# Kurs Fischverwertung (bes. Weissfische)



## Steff-Peff (20. Februar 2009)

Hallo,
immer wieder taucht die Frage auf, wie man grätenreiche Weissfische sinnvoll verwertet. Hier ein Angebot des Bezirkes Unterfranken. Vielleicht gibt es so was ja auch in anderen Bezirken. 
Und bei einem Unkostenbeitrag von 8 € kann man echt nichts sagen #6
http://www.bezirk-unterfranken.de/a...ex.html?fCMS=f8278148fa9571b105684736f512436a

Gruß Steff-Peff


----------



## Steff-Peff (14. März 2009)

*AW: Kurs Fischverwertung (bes. Weissfische)*

Hallo,

heute war es so weit und ich kann den Kurs uneingeschränkt weiterempfehlen.
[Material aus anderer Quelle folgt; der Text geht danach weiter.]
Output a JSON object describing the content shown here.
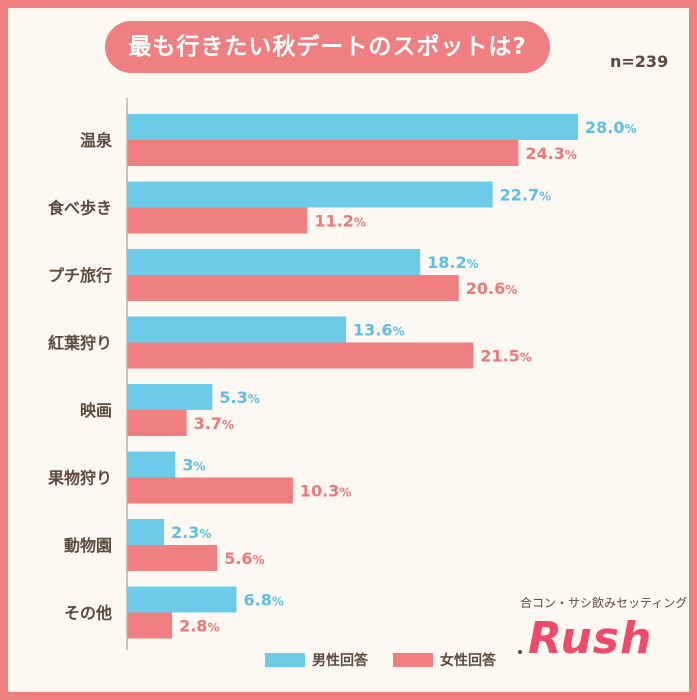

Neben Theorie und Praxis (Schlachten und Filetieren) von Weißfischen (hauptsächlich Brachsen) gab es eine Vorführung des Grätenschneiders (Fa. Klein) durch den Hersteller. Die geschnittenen Streifen und Filets wurden dann auch gleich fritiert und den Teilnehmern angeboten.

Was soll ich ich sagen ? Ich wüsste nicht, welcher Fisch mir je besser geschmeckt hat |kopfkrat Einfach super ! und ich schreibe über Brachsen ! Habe ich bisher völlig falsch eingeschätzt und verkannt.

In einer anschliessenden Probierrunde gab es ausserdem noch Weissfisch sauer in Aspik, geräucherte Brachsen und Fischfrikos (alle drei ebenfalls extrem lecker), Räucherfischpaste und Fischgyros (mir persönlich zu dominanter Geschmack).

Ausser bei den gräucherten Brachsen waren die Gräten kein Thema.

Gruß
Steff-Peff


----------



## hildes (13. November 2011)

*AW: Kurs Fischverwertung (bes. Weissfische)*

Auch am http://www.lfl.bayern.de/ifi/ausbildung/10992/index.php kann man einen Kurs zur Fischverwertung machen (speziell Weißfische)!


----------